UD will hold an Interdepartmental Symposium on Mexican Literature and Culture on Saturday, Feb. 9, honoring the late Mexican novelist, Carlos Fuentes (right). Fuentes, known for his magical realist novels, is one of Mexico's most celebrated and respected novelists, who wrote prolifically on topics varying from Mexican history to global politics.
The symposium will begin at 10 a.m. in Gorman C with a series of student presentations on pre-Hispanic Latin American cultures and literatures. Co-sponsors of the symposium include the Modern Languages Department, the English Department, the Cowan Chair, Constantin College and the Braniff Graduate School.
"Students will introduce the cultures and oral literary traditions of the Incas, Mayas and Aztecs, and will each include a short reading of poetry and prose," said José Espericueta, professor of Spanish.

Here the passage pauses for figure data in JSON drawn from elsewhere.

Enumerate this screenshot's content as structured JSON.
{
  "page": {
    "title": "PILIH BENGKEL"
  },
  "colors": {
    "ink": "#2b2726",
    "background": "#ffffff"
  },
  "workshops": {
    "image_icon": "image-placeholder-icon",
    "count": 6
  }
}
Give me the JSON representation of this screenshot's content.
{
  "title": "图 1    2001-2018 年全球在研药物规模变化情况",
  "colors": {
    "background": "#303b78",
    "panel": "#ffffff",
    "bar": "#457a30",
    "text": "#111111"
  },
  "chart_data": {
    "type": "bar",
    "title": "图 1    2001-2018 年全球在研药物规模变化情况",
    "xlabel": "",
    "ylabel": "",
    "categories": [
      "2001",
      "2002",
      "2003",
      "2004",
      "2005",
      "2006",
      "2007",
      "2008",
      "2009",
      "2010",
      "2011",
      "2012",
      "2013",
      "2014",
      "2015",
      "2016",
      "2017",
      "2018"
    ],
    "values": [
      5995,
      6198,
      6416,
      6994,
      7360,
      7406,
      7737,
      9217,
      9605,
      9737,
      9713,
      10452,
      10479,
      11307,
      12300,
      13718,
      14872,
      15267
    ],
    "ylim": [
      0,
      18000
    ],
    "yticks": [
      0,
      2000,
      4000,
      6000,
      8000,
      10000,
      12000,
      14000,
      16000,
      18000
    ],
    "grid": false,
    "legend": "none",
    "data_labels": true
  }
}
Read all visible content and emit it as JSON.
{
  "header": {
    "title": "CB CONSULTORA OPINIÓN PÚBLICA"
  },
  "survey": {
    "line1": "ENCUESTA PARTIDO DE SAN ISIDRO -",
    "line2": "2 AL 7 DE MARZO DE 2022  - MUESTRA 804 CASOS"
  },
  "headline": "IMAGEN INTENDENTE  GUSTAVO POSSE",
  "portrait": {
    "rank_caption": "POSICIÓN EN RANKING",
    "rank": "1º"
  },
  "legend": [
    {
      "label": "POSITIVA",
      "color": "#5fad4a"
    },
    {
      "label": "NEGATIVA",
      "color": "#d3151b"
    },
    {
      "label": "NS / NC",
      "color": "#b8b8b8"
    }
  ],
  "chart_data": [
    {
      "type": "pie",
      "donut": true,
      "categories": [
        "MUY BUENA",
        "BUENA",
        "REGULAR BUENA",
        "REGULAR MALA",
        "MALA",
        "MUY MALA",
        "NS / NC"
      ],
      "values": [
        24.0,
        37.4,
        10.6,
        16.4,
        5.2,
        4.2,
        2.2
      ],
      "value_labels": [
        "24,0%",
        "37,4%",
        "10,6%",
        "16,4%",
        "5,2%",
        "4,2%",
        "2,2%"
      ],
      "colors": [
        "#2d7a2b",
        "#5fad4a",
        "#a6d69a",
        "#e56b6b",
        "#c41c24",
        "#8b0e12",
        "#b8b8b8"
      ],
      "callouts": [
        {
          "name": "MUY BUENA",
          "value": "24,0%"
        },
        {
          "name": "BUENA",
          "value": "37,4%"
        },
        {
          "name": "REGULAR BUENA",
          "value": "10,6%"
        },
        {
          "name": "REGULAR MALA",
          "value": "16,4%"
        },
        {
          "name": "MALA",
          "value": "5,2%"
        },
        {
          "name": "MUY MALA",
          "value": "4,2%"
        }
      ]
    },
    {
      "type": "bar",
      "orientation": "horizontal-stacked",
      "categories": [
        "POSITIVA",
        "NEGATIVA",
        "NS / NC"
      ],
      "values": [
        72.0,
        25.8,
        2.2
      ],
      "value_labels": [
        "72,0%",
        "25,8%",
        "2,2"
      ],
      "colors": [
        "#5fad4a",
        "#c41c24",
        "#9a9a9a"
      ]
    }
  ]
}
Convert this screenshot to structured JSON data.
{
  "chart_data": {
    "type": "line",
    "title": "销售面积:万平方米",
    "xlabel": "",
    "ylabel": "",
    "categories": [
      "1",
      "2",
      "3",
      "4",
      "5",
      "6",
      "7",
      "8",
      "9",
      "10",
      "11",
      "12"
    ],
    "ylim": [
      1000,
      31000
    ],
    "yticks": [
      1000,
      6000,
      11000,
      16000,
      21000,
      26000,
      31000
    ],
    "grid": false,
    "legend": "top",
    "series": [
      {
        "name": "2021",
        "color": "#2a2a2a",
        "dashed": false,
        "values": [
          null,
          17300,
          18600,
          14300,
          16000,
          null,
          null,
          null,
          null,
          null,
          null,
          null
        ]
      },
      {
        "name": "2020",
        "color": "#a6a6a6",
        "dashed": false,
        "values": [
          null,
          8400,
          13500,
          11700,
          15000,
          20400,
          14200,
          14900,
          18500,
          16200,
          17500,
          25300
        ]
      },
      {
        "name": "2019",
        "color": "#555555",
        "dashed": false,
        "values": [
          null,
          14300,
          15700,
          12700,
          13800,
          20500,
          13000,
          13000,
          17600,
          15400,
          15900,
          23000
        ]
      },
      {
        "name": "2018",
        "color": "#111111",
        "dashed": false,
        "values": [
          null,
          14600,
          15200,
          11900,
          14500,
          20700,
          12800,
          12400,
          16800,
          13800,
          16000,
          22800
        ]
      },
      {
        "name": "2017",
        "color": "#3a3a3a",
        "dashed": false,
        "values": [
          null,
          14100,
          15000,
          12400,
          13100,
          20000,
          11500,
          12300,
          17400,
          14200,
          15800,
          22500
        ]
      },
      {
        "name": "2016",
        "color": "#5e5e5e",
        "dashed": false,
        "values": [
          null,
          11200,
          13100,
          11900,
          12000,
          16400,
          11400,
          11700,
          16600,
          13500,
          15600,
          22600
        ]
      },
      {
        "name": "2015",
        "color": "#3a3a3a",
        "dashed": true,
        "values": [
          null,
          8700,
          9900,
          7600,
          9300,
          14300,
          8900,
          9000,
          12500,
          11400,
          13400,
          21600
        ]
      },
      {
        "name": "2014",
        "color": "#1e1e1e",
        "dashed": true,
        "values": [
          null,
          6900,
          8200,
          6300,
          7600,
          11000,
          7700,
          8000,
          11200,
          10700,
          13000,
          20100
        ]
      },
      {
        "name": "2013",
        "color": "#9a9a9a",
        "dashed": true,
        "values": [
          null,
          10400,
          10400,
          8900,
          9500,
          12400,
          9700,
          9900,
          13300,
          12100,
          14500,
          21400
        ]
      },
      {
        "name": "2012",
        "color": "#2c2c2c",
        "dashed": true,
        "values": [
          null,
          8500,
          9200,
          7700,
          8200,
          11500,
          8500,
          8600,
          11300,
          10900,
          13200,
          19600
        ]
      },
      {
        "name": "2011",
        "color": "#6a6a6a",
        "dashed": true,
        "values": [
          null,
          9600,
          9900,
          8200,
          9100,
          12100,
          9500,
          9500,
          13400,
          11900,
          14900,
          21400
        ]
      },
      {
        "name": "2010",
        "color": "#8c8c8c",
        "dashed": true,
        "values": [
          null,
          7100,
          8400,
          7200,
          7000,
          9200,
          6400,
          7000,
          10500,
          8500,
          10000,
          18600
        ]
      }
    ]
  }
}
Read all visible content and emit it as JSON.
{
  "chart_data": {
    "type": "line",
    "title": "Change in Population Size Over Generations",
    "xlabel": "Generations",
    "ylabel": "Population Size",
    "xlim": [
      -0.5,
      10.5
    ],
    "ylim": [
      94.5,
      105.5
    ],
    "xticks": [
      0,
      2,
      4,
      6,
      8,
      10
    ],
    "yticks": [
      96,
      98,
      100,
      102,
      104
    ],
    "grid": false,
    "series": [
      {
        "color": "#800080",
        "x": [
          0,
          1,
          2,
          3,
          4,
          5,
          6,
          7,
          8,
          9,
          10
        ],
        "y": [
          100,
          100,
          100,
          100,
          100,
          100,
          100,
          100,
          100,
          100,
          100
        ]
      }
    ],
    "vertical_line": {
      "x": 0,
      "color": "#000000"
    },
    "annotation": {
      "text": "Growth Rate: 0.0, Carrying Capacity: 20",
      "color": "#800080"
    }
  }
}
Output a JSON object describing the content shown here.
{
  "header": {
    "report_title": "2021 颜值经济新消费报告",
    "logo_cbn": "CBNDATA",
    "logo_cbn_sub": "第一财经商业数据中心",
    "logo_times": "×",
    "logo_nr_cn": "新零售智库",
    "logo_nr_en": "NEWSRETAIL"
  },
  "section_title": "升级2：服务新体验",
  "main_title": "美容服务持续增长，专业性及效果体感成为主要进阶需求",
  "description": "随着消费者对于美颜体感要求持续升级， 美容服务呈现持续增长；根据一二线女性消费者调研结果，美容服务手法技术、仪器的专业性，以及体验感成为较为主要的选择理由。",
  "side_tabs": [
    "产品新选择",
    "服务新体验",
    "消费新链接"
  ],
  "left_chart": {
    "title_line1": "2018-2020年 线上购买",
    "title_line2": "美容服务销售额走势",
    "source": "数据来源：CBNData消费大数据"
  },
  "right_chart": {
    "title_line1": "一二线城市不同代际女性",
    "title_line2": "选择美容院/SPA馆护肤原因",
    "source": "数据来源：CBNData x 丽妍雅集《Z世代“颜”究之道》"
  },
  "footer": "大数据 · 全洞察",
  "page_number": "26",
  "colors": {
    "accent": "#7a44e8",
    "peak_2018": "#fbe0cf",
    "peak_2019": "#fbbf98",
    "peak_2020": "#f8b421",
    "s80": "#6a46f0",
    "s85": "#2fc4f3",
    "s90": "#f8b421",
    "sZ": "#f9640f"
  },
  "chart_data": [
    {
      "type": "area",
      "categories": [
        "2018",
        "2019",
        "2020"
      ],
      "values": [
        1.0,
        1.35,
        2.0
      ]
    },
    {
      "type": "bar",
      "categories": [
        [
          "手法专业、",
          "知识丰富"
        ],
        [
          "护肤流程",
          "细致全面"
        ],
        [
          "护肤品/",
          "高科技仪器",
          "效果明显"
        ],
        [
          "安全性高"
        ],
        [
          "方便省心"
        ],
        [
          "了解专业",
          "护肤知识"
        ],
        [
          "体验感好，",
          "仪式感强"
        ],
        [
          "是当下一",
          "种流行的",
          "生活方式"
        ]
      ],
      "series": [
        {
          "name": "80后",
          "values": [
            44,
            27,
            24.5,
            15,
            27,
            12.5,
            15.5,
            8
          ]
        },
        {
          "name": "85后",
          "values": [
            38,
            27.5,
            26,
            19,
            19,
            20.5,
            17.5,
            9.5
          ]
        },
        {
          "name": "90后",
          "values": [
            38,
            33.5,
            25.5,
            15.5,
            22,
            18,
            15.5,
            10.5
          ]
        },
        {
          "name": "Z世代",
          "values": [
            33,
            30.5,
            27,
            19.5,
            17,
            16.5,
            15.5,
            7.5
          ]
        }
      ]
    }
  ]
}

After a break for lunch, the program will reconvene at 2 p.m. in the Art History Auditorium for a keynote presentation by Wendy Faris, professor of English and comparative literature at the University of Texas at Arlington, entitled "Of Stone and Water: Archaeology and Narrative in Carlos Fuentes' 'Distant Relations.'" Faris' presentation will be followed by a panel discussion with respondents Bainard Cowan, Cowan Chair in Literature, Amy Borja, affiliate assistant professor of Spanish, and Espericueta. A reception will follow in the Gorman faculty lounge.
"Fuentes [is] using magical realism effectively to re-imagine history, to re-envision the past by bringing it forward—magically—in ways that align [him] with other magical realist writers," said Faris in "The Question of the Other: Cultural Critiques of Magical Realism," published in an issue of Janus Head, guest edited by Cowan.